“Beyond What A Human Being Can Endure.” A Lawyer on Life in Gaza
By Fatma Ashour
Story Code : 1096679
This makes life almost tragic. You take a shower once every two weeks, if you are lucky.
We, women, had to cut our hair because there isn’t enough water. And there isn’t enough time. You have to have a quick shower because you are afraid of the bombardment, and because there is a queue, and you’re apprehensive that the water may be cut off.
We wash our clothes with our hands. And that is more than exhausting.
At the start of the war, the water wasn’t that cold. The laundry would dry fairly quickly. But now it’s different; It’s winter. The laundry takes a long time to dry. It hasn’t been properly squeezed because you do it with your hands. And the water is freezing cold. You can’t heat it up. That makes you and the children sick.
The house where I am staying, there is 28 people. Eight children, and 3 elderly people. Our priority is those 11 people. We give them breakfast. If there is not bread, they can have a biscuit or whatever can be found. If we find dates, they can have one each. If there’s neither, we use powder milk to make them tea. That’s how things stand. We, the grown-ups, we have to endure. We only eat lunch.
Lunch is mejaddarah [lentils] or pasta. These are the only options. In the best of times, we can find potato, and we cook it then with tomato sauce, with some rice. We are tired of this dry food. For a whole month now, I have not had milk or one egg. I haven’t eaten a single apple, no cheese; there’s nothing.
How do we pass the day? Horribly. With very, very little. Beyond what a human being can endure. The buzz of the surveillance drone in the background is non-stop. It’s never switched off. It’s always in the sky. It is the background of our lives.
All my friends and family, their homes have either completely come down or have been damaged to such an extent that they can no longer live in them. We are all squeezed in the south of the Gaza Strip, which is made up of Central Gaza, Khan Younis and Rafah. That is less than half of the total area of the strip, whose total area is 365 square kilometers [140 square miles].
We are talking of more than 1.5 million displaced people in an area not larger than 175 square kilometers [67 square miles].
So, we are a huge number of people with no resources at all. And that has sadly forced people to enter the stage of fighting over bread. They fight over bread. They fight over water. There’s nothing. So, we have started the phase of people hurting one another.
There are another five displaced families here. Some of them walked from north Gaza to the south. This is a very long distance.
The “Israelis” told us we were safe in the south. The south is not safe. The house next door, 20 to 30 meters away, was bombed.
There’s a war in the south over resources. There is no water, no fuel, no electricity, there’s no bread, no flour to bake. There is no food. Did you know that we now have a salt crisis? There is no salt now.
We can’t even think of what we will do after the war. If we are still alive, what are we going to do? Where are we going to live? What are they going to do to us? Are they going to allow us back to northern Gaza, or are they going to forcibly expel us? Or are they going to leave us where we are?
Even those questions about what will happen after the war are extremely exhausting. The detail of the war you are living through is very exhausting. The way you spend your day is very exhausting.
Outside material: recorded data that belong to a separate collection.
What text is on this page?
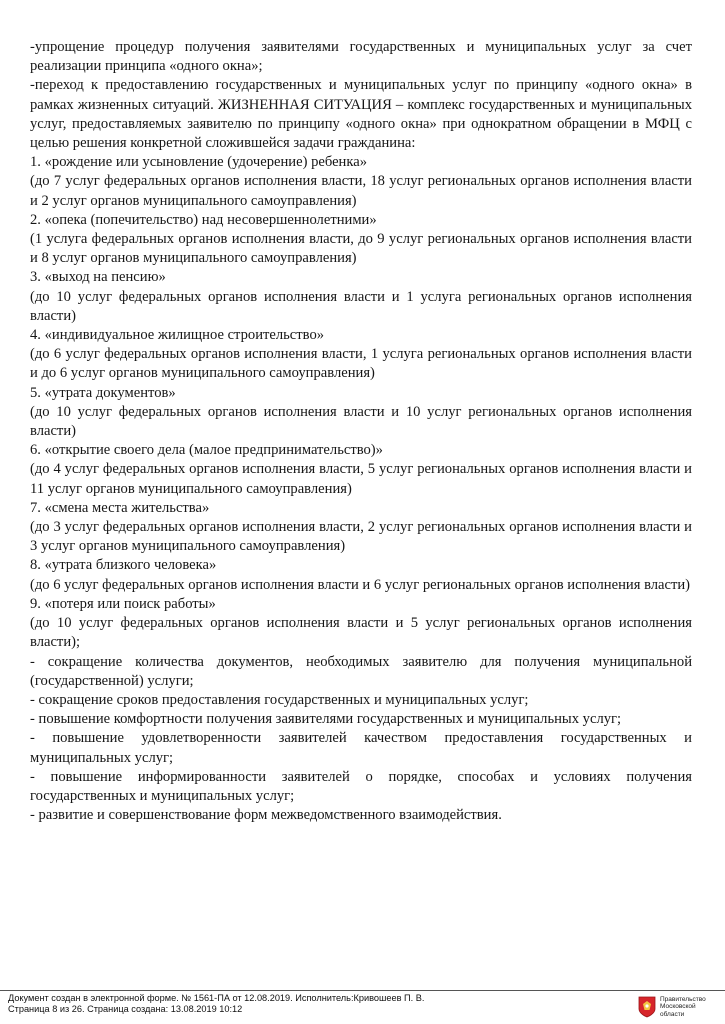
-упрощение процедур получения заявителями государственных и муниципальных услуг за счет реализации принципа «одного окна»;

-переход к предоставлению государственных и муниципальных услуг по принципу «одного окна» в рамках жизненных ситуаций. ЖИЗНЕННАЯ СИТУАЦИЯ – комплекс государственных и муниципальных услуг, предоставляемых заявителю по принципу «одного окна» при однократном обращении в МФЦ с целью решения конкретной сложившейся задачи гражданина:

1. «рождение или усыновление (удочерение) ребенка»

(до 7 услуг федеральных органов исполнения власти, 18 услуг региональных органов исполнения власти и 2 услуг органов муниципального самоуправления)

2. «опека (попечительство) над несовершеннолетними»

(1 услуга федеральных органов исполнения власти, до 9 услуг региональных органов исполнения власти и 8 услуг органов муниципального самоуправления)

3. «выход на пенсию»

(до 10 услуг федеральных органов исполнения власти и 1 услуга региональных органов исполнения власти)

4. «индивидуальное жилищное строительство»

(до 6 услуг федеральных органов исполнения власти, 1 услуга региональных органов исполнения власти и до 6 услуг органов муниципального самоуправления)

5. «утрата документов»

(до 10 услуг федеральных органов исполнения власти и 10 услуг региональных органов исполнения власти)

6. «открытие своего дела (малое предпринимательство)»

(до 4 услуг федеральных органов исполнения власти, 5 услуг региональных органов исполнения власти и 11 услуг органов муниципального самоуправления)

7. «смена места жительства»

(до 3 услуг федеральных органов исполнения власти, 2 услуг региональных органов исполнения власти и 3 услуг органов муниципального самоуправления)

8. «утрата близкого человека»

(до 6 услуг федеральных органов исполнения власти и 6 услуг региональных органов исполнения власти)

9. «потеря или поиск работы»

(до 10 услуг федеральных органов исполнения власти и 5 услуг региональных органов исполнения власти);

- сокращение количества документов, необходимых заявителю для получения муниципальной (государственной) услуги;

- сокращение сроков предоставления государственных и муниципальных услуг;

- повышение комфортности получения заявителями государственных и муниципальных услуг;

- повышение удовлетворенности заявителей качеством предоставления государственных и муниципальных услуг;

- повышение информированности заявителей о порядке, способах и условиях получения государственных и муниципальных услуг;

- развитие и совершенствование форм межведомственного взаимодействия.

Документ создан в электронной форме. № 1561-ПА от 12.08.2019. Исполнитель:Кривошеев П. В.
Страница 8 из 26. Страница создана: 13.08.2019 10:12
Правительство
Московской области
A few days ago, I went out to look for winter clothes. Of course, I didn’t find any. The clothes were very expensive anyway, or not available. It was so crowded and there were piles of rubbish. Because there is no fuel, car owners were fueling with cooking oil. This causes pollution and unbearable headaches. Everything around you is polluted.
We try to give solace to one another, we try to help each other, in very difficult circumstances. We try to stay healthy because there are no hospitals if we were to fall ill.
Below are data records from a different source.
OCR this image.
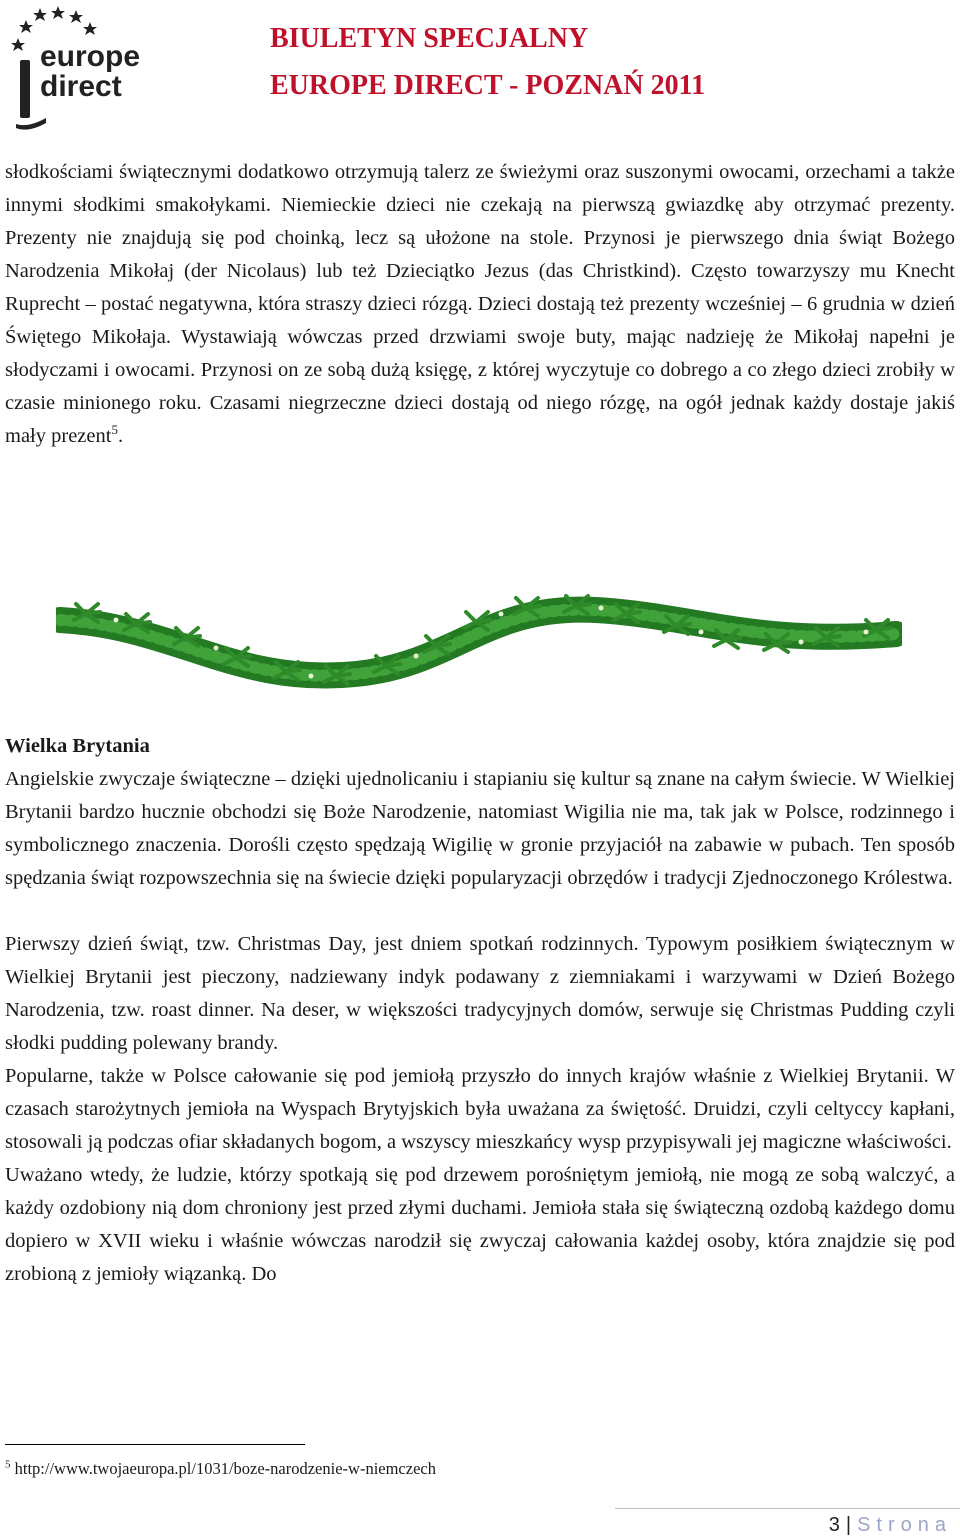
europe
direct
BIULETYN SPECJALNY
EUROPE DIRECT - POZNAŃ 2011

słodkościami świątecznymi dodatkowo otrzymują talerz ze świeżymi oraz suszonymi owocami, orzechami a także innymi słodkimi smakołykami. Niemieckie dzieci nie czekają na pierwszą gwiazdkę aby otrzymać prezenty. Prezenty nie znajdują się pod choinką, lecz są ułożone na stole. Przynosi je pierwszego dnia świąt Bożego Narodzenia Mikołaj (der Nicolaus) lub też Dzieciątko Jezus (das Christkind). Często towarzyszy mu Knecht Ruprecht – postać negatywna, która straszy dzieci rózgą. Dzieci dostają też prezenty wcześniej – 6 grudnia w dzień Świętego Mikołaja. Wystawiają wówczas przed drzwiami swoje buty, mając nadzieję że Mikołaj napełni je słodyczami i owocami. Przynosi on ze sobą dużą księgę, z której wyczytuje co dobrego a co złego dzieci zrobiły w czasie minionego roku. Czasami niegrzeczne dzieci dostają od niego rózgę, na ogół jednak każdy dostaje jakiś mały prezent$^5$.

Wielka Brytania

Angielskie zwyczaje świąteczne – dzięki ujednolicaniu i stapianiu się kultur są znane na całym świecie. W Wielkiej Brytanii bardzo hucznie obchodzi się Boże Narodzenie, natomiast Wigilia nie ma, tak jak w Polsce, rodzinnego i symbolicznego znaczenia. Dorośli często spędzają Wigilię w gronie przyjaciół na zabawie w pubach. Ten sposób spędzania świąt rozpowszechnia się na świecie dzięki popularyzacji obrzędów i tradycji Zjednoczonego Królestwa.

Pierwszy dzień świąt, tzw. Christmas Day, jest dniem spotkań rodzinnych. Typowym posiłkiem świątecznym w Wielkiej Brytanii jest pieczony, nadziewany indyk podawany z ziemniakami i warzywami w Dzień Bożego Narodzenia, tzw. roast dinner. Na deser, w większości tradycyjnych domów, serwuje się Christmas Pudding czyli słodki pudding polewany brandy.

Popularne, także w Polsce całowanie się pod jemiołą przyszło do innych krajów właśnie z Wielkiej Brytanii. W czasach starożytnych jemioła na Wyspach Brytyjskich była uważana za świętość. Druidzi, czyli celtyccy kapłani, stosowali ją podczas ofiar składanych bogom, a wszyscy mieszkańcy wysp przypisywali jej magiczne właściwości.

Uważano wtedy, że ludzie, którzy spotkają się pod drzewem porośniętym jemiołą, nie mogą ze sobą walczyć, a każdy ozdobiony nią dom chroniony jest przed złymi duchami. Jemioła stała się świąteczną ozdobą każdego domu dopiero w XVII wieku i właśnie wówczas narodził się zwyczaj całowania każdej osoby, która znajdzie się pod zrobioną z jemioły wiązanką. Do

$^5$ http://www.twojaeuropa.pl/1031/boze-narodzenie-w-niemczech
3 | Strona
Some of the people with us have run out of money. We help them as much as we can. Every now and then someone bursts out crying – a member of his family has been killed, or his house destroyed. It’s an unbearable situation.
I don’t know how much longer we can endure this. I don’t know what will happen to us. I really want to sleep in a bed. I want to sleep in calm. I want to wake up to find something to eat. I want to have a proper bath, to wash my hair properly, to wash my clothes in a washing machine. Can you imagine – the simplest rights, to walk to the toilet as you wish and to find water there? That does not exist.
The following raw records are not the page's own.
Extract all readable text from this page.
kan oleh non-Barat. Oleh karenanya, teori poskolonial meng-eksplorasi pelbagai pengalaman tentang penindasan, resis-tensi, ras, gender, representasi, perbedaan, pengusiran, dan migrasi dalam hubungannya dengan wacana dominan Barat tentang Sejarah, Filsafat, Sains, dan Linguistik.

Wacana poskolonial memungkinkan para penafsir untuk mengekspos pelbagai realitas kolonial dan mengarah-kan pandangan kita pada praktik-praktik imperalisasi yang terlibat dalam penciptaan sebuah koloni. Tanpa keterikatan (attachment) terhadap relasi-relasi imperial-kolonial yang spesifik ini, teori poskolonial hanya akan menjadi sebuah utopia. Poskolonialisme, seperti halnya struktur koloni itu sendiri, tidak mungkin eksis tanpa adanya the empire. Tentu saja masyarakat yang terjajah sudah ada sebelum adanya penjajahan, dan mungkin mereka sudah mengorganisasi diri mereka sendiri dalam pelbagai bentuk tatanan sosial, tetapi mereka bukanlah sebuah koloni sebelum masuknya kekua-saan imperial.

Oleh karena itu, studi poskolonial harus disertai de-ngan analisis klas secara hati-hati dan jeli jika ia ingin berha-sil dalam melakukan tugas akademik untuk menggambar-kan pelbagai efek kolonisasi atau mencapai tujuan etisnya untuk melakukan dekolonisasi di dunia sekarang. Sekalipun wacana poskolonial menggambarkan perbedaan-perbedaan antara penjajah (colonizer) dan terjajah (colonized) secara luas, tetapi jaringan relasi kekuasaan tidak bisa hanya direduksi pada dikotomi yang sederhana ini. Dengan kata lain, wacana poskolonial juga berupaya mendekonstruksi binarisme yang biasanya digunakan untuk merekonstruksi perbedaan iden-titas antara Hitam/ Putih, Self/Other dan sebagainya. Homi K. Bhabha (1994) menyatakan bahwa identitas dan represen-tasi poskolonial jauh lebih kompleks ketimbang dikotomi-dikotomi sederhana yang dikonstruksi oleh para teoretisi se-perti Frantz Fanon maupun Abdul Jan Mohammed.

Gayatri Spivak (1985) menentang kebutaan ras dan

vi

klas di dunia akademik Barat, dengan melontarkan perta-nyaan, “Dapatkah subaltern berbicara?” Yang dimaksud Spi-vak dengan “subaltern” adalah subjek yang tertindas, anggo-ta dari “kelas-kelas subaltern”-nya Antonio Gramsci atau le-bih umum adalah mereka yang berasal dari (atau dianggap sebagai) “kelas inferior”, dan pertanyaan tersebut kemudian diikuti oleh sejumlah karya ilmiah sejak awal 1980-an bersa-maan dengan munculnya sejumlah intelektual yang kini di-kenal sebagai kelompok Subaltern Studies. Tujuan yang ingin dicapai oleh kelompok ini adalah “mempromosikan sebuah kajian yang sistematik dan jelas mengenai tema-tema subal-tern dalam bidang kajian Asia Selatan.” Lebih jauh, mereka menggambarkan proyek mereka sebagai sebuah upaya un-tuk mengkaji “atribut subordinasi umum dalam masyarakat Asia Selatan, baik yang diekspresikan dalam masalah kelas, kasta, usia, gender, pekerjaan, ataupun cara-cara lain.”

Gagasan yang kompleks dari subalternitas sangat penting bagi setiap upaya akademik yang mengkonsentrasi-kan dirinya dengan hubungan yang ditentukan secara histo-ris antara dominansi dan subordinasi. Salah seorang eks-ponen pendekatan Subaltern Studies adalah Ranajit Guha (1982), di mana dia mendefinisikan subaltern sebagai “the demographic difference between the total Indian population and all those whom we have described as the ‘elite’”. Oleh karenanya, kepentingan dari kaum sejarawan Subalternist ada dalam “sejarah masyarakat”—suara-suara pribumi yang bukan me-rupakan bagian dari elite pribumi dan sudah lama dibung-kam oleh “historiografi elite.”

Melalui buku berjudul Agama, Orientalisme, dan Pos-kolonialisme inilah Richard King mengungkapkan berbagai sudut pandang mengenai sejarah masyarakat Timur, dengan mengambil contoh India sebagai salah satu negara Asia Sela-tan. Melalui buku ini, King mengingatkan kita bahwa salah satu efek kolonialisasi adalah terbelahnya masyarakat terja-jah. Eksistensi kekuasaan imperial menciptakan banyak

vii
The situation is disastrous.
There is a deliberate attempt to starve us out. It’s an occupation that respects nothing. It considers itself above the law. And it punishes us collectively, approaching genocide.
When they starve people out, turn both water and power off, for more than one month and 10 days and prevent fuel from reaching us, that is collective punishment.
I will not change my views on the importance of the rule of law and accountability and equal rights to people even during war. That’s what I studied, and what I teach.
We will not give that up.
We will not accept that what happens is normal. We will not give up demanding our rights. We will take action in international courts of justice. We will pursue that by peaceful means, which we are entitled to under international law.
This is our right, to live in peace, to find drinking water, food and medicine. This is our right, and the right of every human being on the face of the Earth.